Happy Friday charity folk. We’ve made it to the end of another never-ending week. Diary has completely lost track of whether we’re in or out of the EU, though suspects that rather like the Hokey Cokey we are just shaking it all about. 

Normally the return of the Apprentice offers a welcome break from the real world, as contestants bicker, squabble, make baffling decisions, and behave worse than most toddlers while dealing with serious and sensible business people. 

But this year Diary has the niggling thought that politicians may be following this example, and that it won’t be long before we present EU leaders with a plastic turtle and say that if they order 10,000 it will be their friend. 

Anyway, this week we take a close look at some new branding for everyone’s favourite youth volunteering initiative. 

Greetings fellow young humans

This week Society Diary channelled its inner teenager to dissect the NCS Trust’s new branding. It is, well, striking, and in a weird way slightly comforting, as it reminds Diary of what websites used to be like in the late 1990s/early 2000s – remember GeoCities anyone? 

The website has both an animated logo and the background colour fading from luminous pink to luminous yellow; if Diary hadn’t taken extensive measures to remove all trace of a“‘fun” website it created with a fellow cool teenager in the computer room at school during our lunchbreaks, we’d consider this a breach of copyright. 

On first looking at the homepage, one of Diary’s colleagues focused on a different aspect, and asked: “Why are there envelopes?” The answer is clearly that it is the symbol for email – this is aimed at digital natives after all. 

But when was the last time you got an email from a teenager? Diary would wager never. Diary knows this because Diary once sent a text to a teenage relative asking if they had received an email, to receive the response: “I don’t have email on my phone, no-one emails”. 

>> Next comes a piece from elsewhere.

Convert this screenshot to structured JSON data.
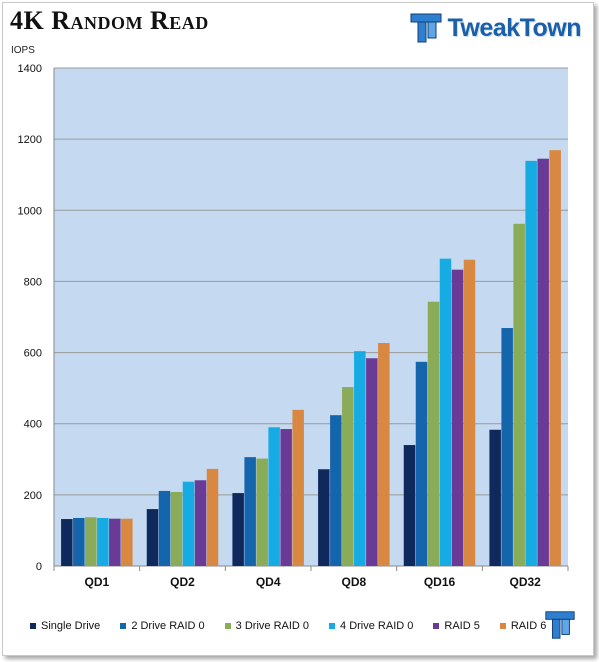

But maybe the messaging will chime with youth, not least because the tagline, “no we can”, feels like a teenage version of the “yes we can” chant they were all so fond of as toddlers after binge watching Bob the Builder.

The “no we can” tag line is obviously the response to the many statements embedded in the background of the website: 

  • “Teenagers can’t think for themselves”
  • “The big problem is that teens can’t make good choices”
  • “Teenagers can’t think past what they’re having for lunch”
  • “Teenagers can’t make fully informed decisions”

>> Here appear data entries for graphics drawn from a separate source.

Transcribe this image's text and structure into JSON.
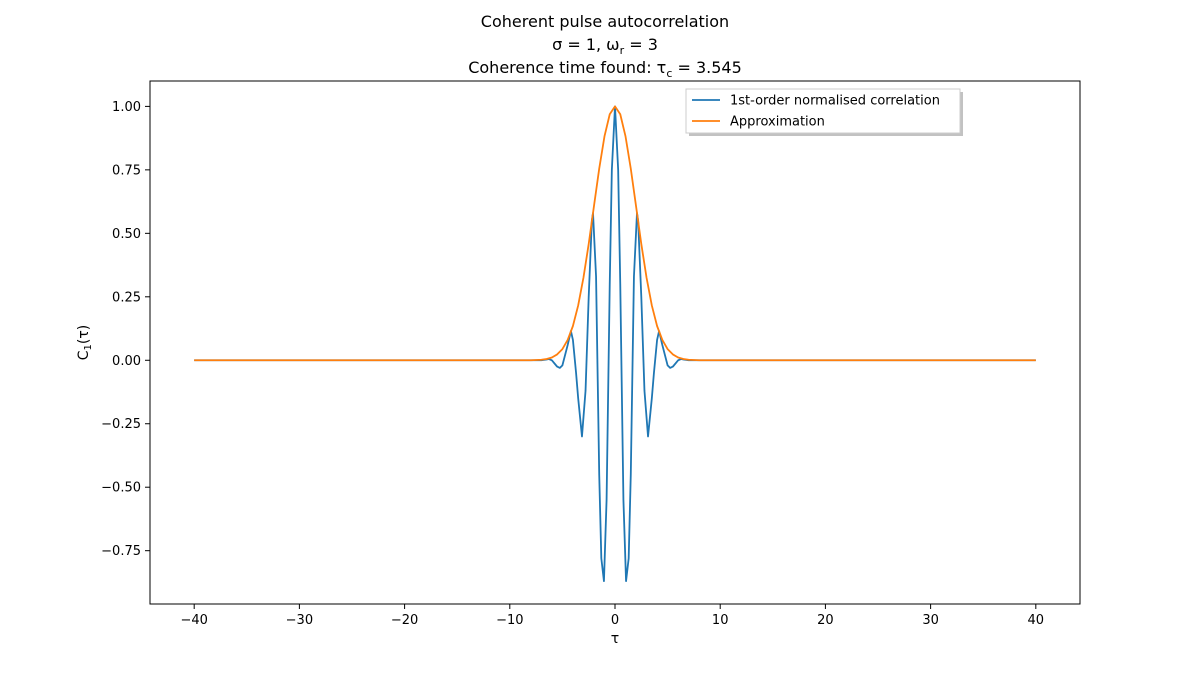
{
  "chart_data": {
    "type": "line",
    "title_lines": [
      "Coherent pulse autocorrelation",
      "σ = 1, ω_r = 3",
      "Coherence time found: τ_c = 3.545"
    ],
    "xlabel": "τ",
    "ylabel": "C_1(τ)",
    "xlim": [
      -44.2,
      44.2
    ],
    "ylim": [
      -0.96,
      1.1
    ],
    "x_ticks": [
      -40,
      -30,
      -20,
      -10,
      0,
      10,
      20,
      30,
      40
    ],
    "x_tick_labels": [
      "−40",
      "−30",
      "−20",
      "−10",
      "0",
      "10",
      "20",
      "30",
      "40"
    ],
    "y_ticks": [
      1.0,
      0.75,
      0.5,
      0.25,
      0.0,
      -0.25,
      -0.5,
      -0.75
    ],
    "y_tick_labels": [
      "1.00",
      "0.75",
      "0.50",
      "0.25",
      "0.00",
      "−0.25",
      "−0.50",
      "−0.75"
    ],
    "grid": false,
    "legend_position": "top-right",
    "series": [
      {
        "name": "1st-order normalised correlation",
        "color": "#1f77b4",
        "x": [
          -40,
          -10,
          -8,
          -7,
          -6.5,
          -6.28,
          -6,
          -5.5,
          -5.24,
          -5,
          -4.5,
          -4.19,
          -4,
          -3.7,
          -3.5,
          -3.14,
          -2.8,
          -2.5,
          -2.2,
          -2.09,
          -1.8,
          -1.5,
          -1.3,
          -1.05,
          -0.8,
          -0.5,
          -0.3,
          0,
          0.3,
          0.5,
          0.8,
          1.05,
          1.3,
          1.5,
          1.8,
          2.09,
          2.2,
          2.5,
          2.8,
          3.14,
          3.5,
          3.7,
          4,
          4.19,
          4.5,
          5,
          5.24,
          5.5,
          6,
          6.28,
          6.5,
          7,
          8,
          10,
          40
        ],
        "y": [
          0,
          0,
          0,
          0,
          0.003,
          0.005,
          0,
          -0.025,
          -0.03,
          -0.02,
          0.06,
          0.115,
          0.08,
          -0.05,
          -0.15,
          -0.3,
          -0.12,
          0.25,
          0.55,
          0.58,
          0.33,
          -0.45,
          -0.78,
          -0.87,
          -0.55,
          0.3,
          0.75,
          1.0,
          0.75,
          0.3,
          -0.55,
          -0.87,
          -0.78,
          -0.45,
          0.33,
          0.58,
          0.55,
          0.25,
          -0.12,
          -0.3,
          -0.15,
          -0.05,
          0.08,
          0.115,
          0.06,
          -0.02,
          -0.03,
          -0.025,
          0,
          0.005,
          0.003,
          0,
          0,
          0,
          0
        ]
      },
      {
        "name": "Approximation",
        "color": "#ff7f0e",
        "x": [
          -40,
          -10,
          -8,
          -7,
          -6.5,
          -6,
          -5.5,
          -5,
          -4.5,
          -4,
          -3.5,
          -3,
          -2.5,
          -2,
          -1.5,
          -1,
          -0.5,
          0,
          0.5,
          1,
          1.5,
          2,
          2.5,
          3,
          3.5,
          4,
          4.5,
          5,
          5.5,
          6,
          6.5,
          7,
          8,
          10,
          40
        ],
        "y": [
          0,
          0,
          0,
          0.002,
          0.005,
          0.011,
          0.023,
          0.044,
          0.08,
          0.135,
          0.216,
          0.325,
          0.458,
          0.607,
          0.755,
          0.882,
          0.969,
          1.0,
          0.969,
          0.882,
          0.755,
          0.607,
          0.458,
          0.325,
          0.216,
          0.135,
          0.08,
          0.044,
          0.023,
          0.011,
          0.005,
          0.002,
          0,
          0,
          0
        ]
      }
    ]
  }
}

Now Diary isn’t one to nitpick, but hasn’t someone has done some myth busting about the myth that myth busting works? It goes something along the lines of “if you repeat your opponent’s catchiest lines, then you only reinforce them”. 

Never mind, there is still plenty of photos of young people running, climbing and jumping, and all in glorious sunshine (*makes mental note to ask which corner of England is this lovely during July and August*).

If Diary was a teenager it would definitely be baulking at the idea of all these activities and opting to spend the summer indoors watching telly and playing computer games. But then maybe that’s because Diary is now very old and is yet to have achieved anything more meaningful than the delivery of some free kebabs to office (though that was a pretty good day).